Most of the pyre of drugs seized since December was
made up of semi-processed cocaine. The remainder was marijuana
and a derivative of poppies from which opium and heroin are
made.
The ministry said on Wednesday (January 23) that the drugs
would have fetched more than 5. 8 million U.S. dollars on the
streets of Lima, 82. 7 million U.S. dollars in the United
States, 206. 7 million U.S. dollars in Europe and 248 million
U.S. dollars in Asia.
Col. Oscar Quea, Peru's drug czar, said that the drugs
burned included cocaine paste that was seized in a combined
federal-state operative in the locality of Arequipa. All the
drugs were confiscated in the period starting December, 2001
to date.
Peru slid from being the world's largest producer of coca
leaf, the raw material for cocaine, to second-largest in 1998,
passing its dubious mantle to Colombia, now by far the world's
biggest producer of the drug.
Peru was praised as an international model in the 1990s
for its crackdown on drugs, but the government of President
Alejandro Toledo, who took office in July 2001, has already
expressed concern at a rise in poppy crops in Peru - currently
far more lucrative than coca leaf.
According to the latest figures, Peru had an estimated
86,500 acres (34,600 hectares) of coca cultivation, down from
284,170 acres (113,670 hectares) in 1995. But analysts say
state estimates are too low and coca cultivation could have
hit 173,000 acres (70,000 hectares) in 2001.
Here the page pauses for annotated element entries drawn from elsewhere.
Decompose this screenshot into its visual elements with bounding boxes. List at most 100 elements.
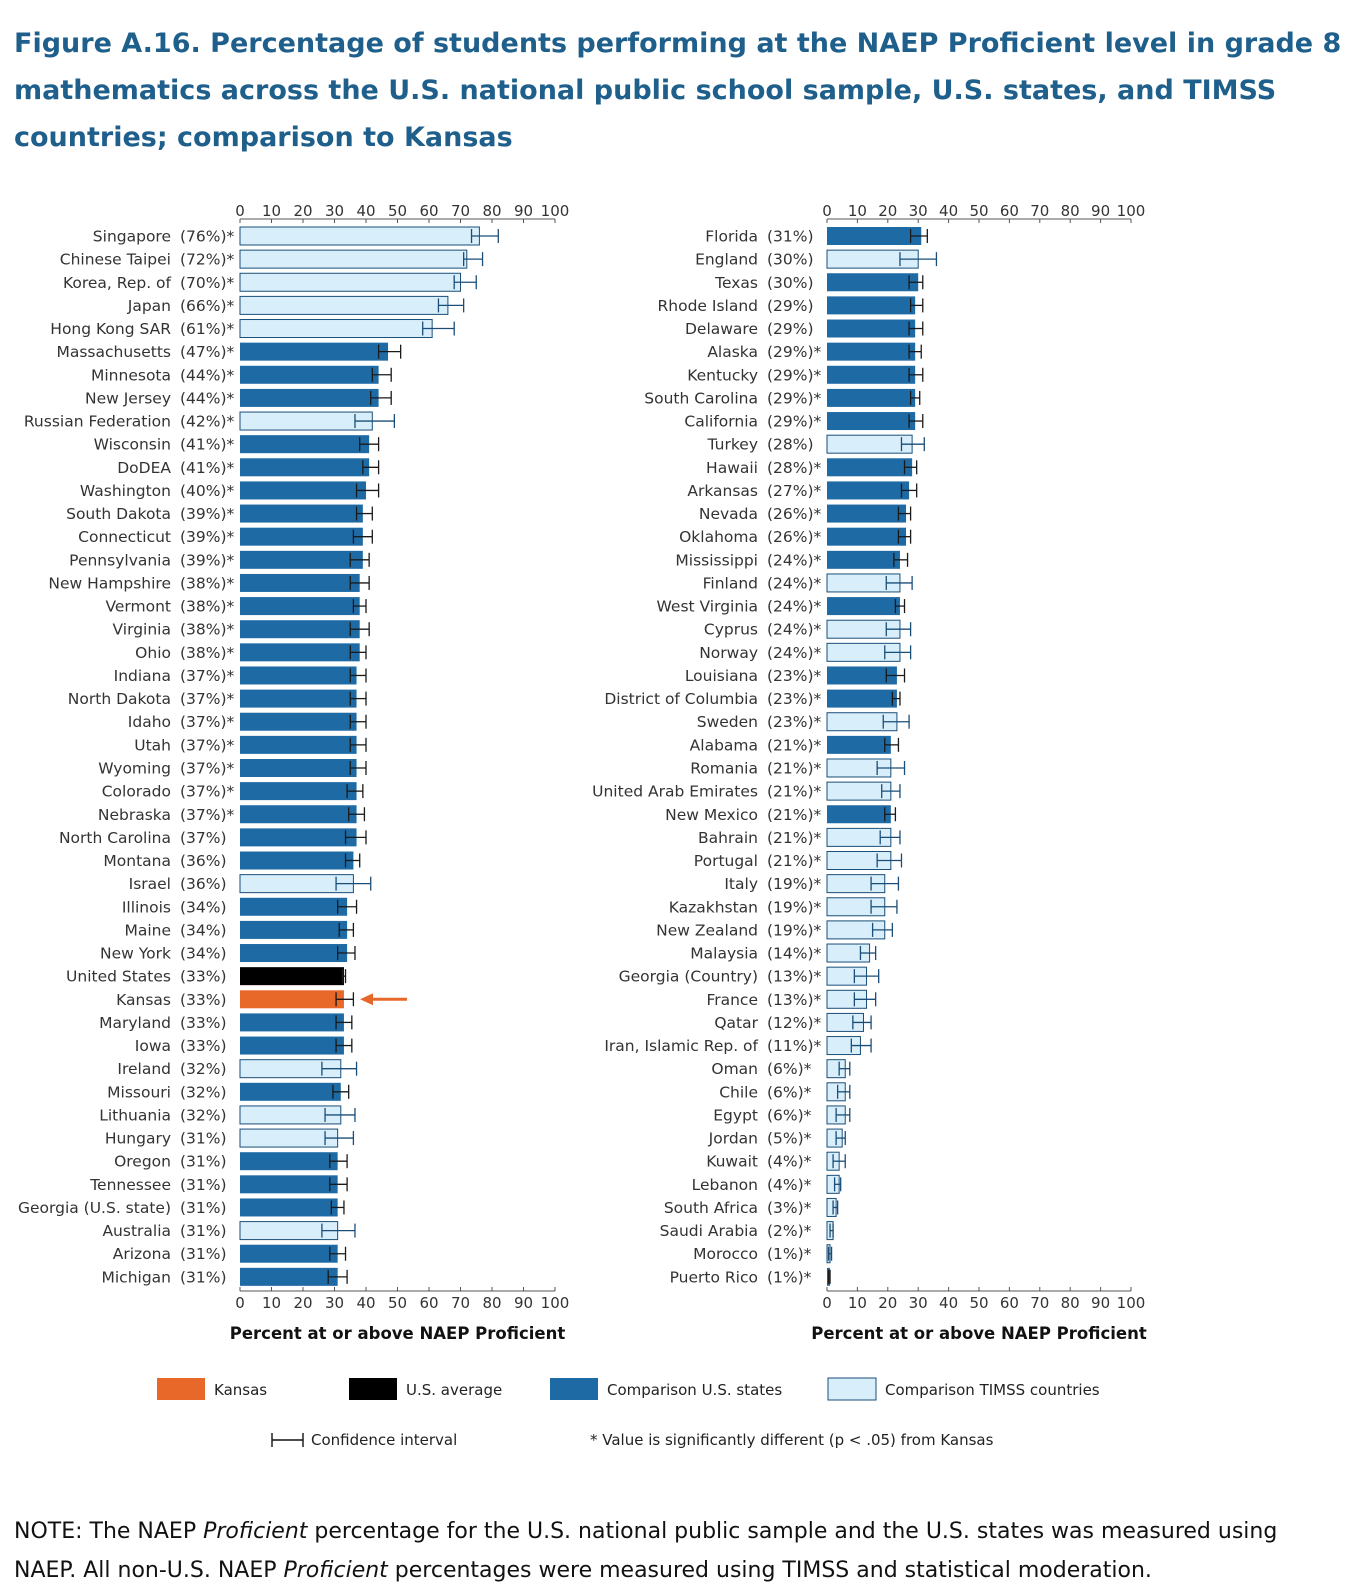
bar-row: Minnesota (44%)* [91, 365, 392, 384]
bar-row: Louisiana (23%)* [685, 666, 906, 685]
bar-row: Georgia (U.S. state) (31%) [18, 1198, 345, 1217]
value-label: (42%)* [180, 413, 235, 431]
bar-row: Portugal (21%)* [694, 851, 903, 871]
legend: Kansas U.S. average Comparison U.S. states… [157, 1377, 1100, 1449]
x-tick-label: 10 [848, 202, 867, 220]
category-label: Bahrain [698, 829, 758, 847]
category-label: California [684, 413, 758, 431]
value-label: (29%)* [767, 366, 822, 384]
x-tick-label: 30 [909, 1294, 928, 1312]
bar-row: Hong Kong SAR (61%)* [50, 319, 455, 339]
legend-label-kansas: Kansas [214, 1381, 267, 1399]
category-label: South Africa [664, 1199, 758, 1217]
category-label: Alabama [690, 736, 758, 754]
legend-label-state: Comparison U.S. states [607, 1381, 782, 1399]
bar-state [240, 597, 360, 616]
category-label: New Hampshire [48, 574, 171, 592]
value-label: (28%)* [767, 459, 822, 477]
category-label: North Carolina [59, 829, 171, 847]
category-label: Maine [124, 921, 171, 939]
bar-timss [239, 319, 433, 339]
category-label: Massachusetts [56, 343, 171, 361]
bar-state [827, 805, 891, 824]
x-tick-label: 40 [356, 1294, 375, 1312]
value-label: (34%) [180, 945, 227, 963]
x-tick-label: 30 [325, 1294, 344, 1312]
category-label: Morocco [693, 1245, 758, 1263]
value-label: (31%) [767, 228, 814, 246]
value-label: (26%)* [767, 505, 822, 523]
value-label: (11%)* [767, 1037, 822, 1055]
value-label: (32%) [180, 1106, 227, 1124]
bar-state [240, 1244, 338, 1263]
bar-state [240, 782, 357, 801]
value-label: (36%) [180, 875, 227, 893]
value-label: (24%)* [767, 574, 822, 592]
bar-row: Indiana (37%)* [114, 666, 367, 685]
x-tick-label: 80 [482, 1294, 501, 1312]
category-label: Oregon [114, 1153, 171, 1171]
value-label: (41%)* [180, 436, 235, 454]
value-label: (24%)* [767, 644, 822, 662]
x-tick-label: 10 [262, 202, 281, 220]
bar-state [240, 458, 370, 477]
value-label: (36%) [180, 852, 227, 870]
bar-row: Idaho (37%)* [128, 712, 367, 731]
category-label: New York [100, 945, 171, 963]
bar-row: Mississippi (24%)* [675, 550, 909, 569]
category-label: Indiana [114, 667, 171, 685]
category-label: Malaysia [690, 945, 758, 963]
value-label: (47%)* [180, 343, 235, 361]
category-label: Kuwait [706, 1153, 758, 1171]
bar-row: Turkey (28%) [707, 434, 925, 454]
bar-state [827, 504, 907, 523]
bar-row: Chile (6%)* [719, 1082, 851, 1102]
category-label: Ireland [117, 1060, 171, 1078]
bar-row: Oregon (31%) [114, 1152, 348, 1171]
bar-us [240, 967, 344, 986]
bar-row: Delaware (29%) [685, 319, 924, 338]
bar-row: Georgia (Country) (13%)* [619, 966, 880, 986]
value-label: (24%)* [767, 598, 822, 616]
bar-row: Israel (36%) [129, 874, 372, 894]
legend-swatch-kansas [157, 1378, 205, 1400]
category-label: District of Columbia [604, 690, 758, 708]
x-tick-label: 40 [939, 202, 958, 220]
category-label: Oklahoma [679, 528, 758, 546]
value-label: (21%)* [767, 736, 822, 754]
bar-row: South Dakota (39%)* [66, 504, 373, 523]
bar-row: Lebanon (4%)* [692, 1174, 842, 1194]
value-label: (19%)* [767, 921, 822, 939]
category-label: Singapore [93, 228, 171, 246]
bar-row: Arizona (31%) [113, 1244, 347, 1263]
value-label: (4%)* [767, 1176, 812, 1194]
bar-row: Norway (24%)* [699, 642, 912, 662]
bar-row: Connecticut (39%)* [78, 527, 373, 546]
x-tick-label: 60 [1000, 1294, 1019, 1312]
x-axis-title: Percent at or above NAEP Proficient [811, 1324, 1147, 1343]
bar-row: Malaysia (14%)* [690, 943, 877, 963]
category-label: South Dakota [66, 505, 171, 523]
bar-state [240, 620, 360, 639]
category-label: Arkansas [687, 482, 758, 500]
bar-state [827, 273, 919, 292]
bar-row: North Carolina (37%) [59, 828, 367, 847]
x-tick-label: 70 [451, 1294, 470, 1312]
bar-state [827, 227, 922, 245]
value-label: (76%)* [180, 228, 235, 246]
bar-row: Michigan (31%) [102, 1267, 348, 1286]
x-tick-label: 60 [1000, 202, 1019, 220]
value-label: (23%)* [767, 667, 822, 685]
category-label: Minnesota [91, 366, 171, 384]
bar-row: Ohio (38%)* [135, 643, 367, 662]
bar-row: Chinese Taipei (72%)* [60, 249, 484, 269]
category-label: Connecticut [78, 528, 171, 546]
value-label: (24%)* [767, 621, 822, 639]
x-tick-label: 70 [1030, 1294, 1049, 1312]
category-label: Oman [711, 1060, 758, 1078]
value-label: (31%) [180, 1268, 227, 1286]
bar-row: Puerto Rico (1%)* [670, 1267, 831, 1286]
value-label: (37%)* [180, 759, 235, 777]
x-tick-label: 80 [482, 202, 501, 220]
category-label: Jordan [708, 1130, 758, 1148]
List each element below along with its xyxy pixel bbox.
Toledo's government, which estimates that Peru's drug
trade generates more than 600 million U.S. dollars a year, has
appointed a anti-drugs "czar" and said it will shun
controversial chemical crop-spraying schemes to curb
cultivation.
It aims instead to curb the drug cultivation problem with
crop-substitution programs and by digging up plants by hand.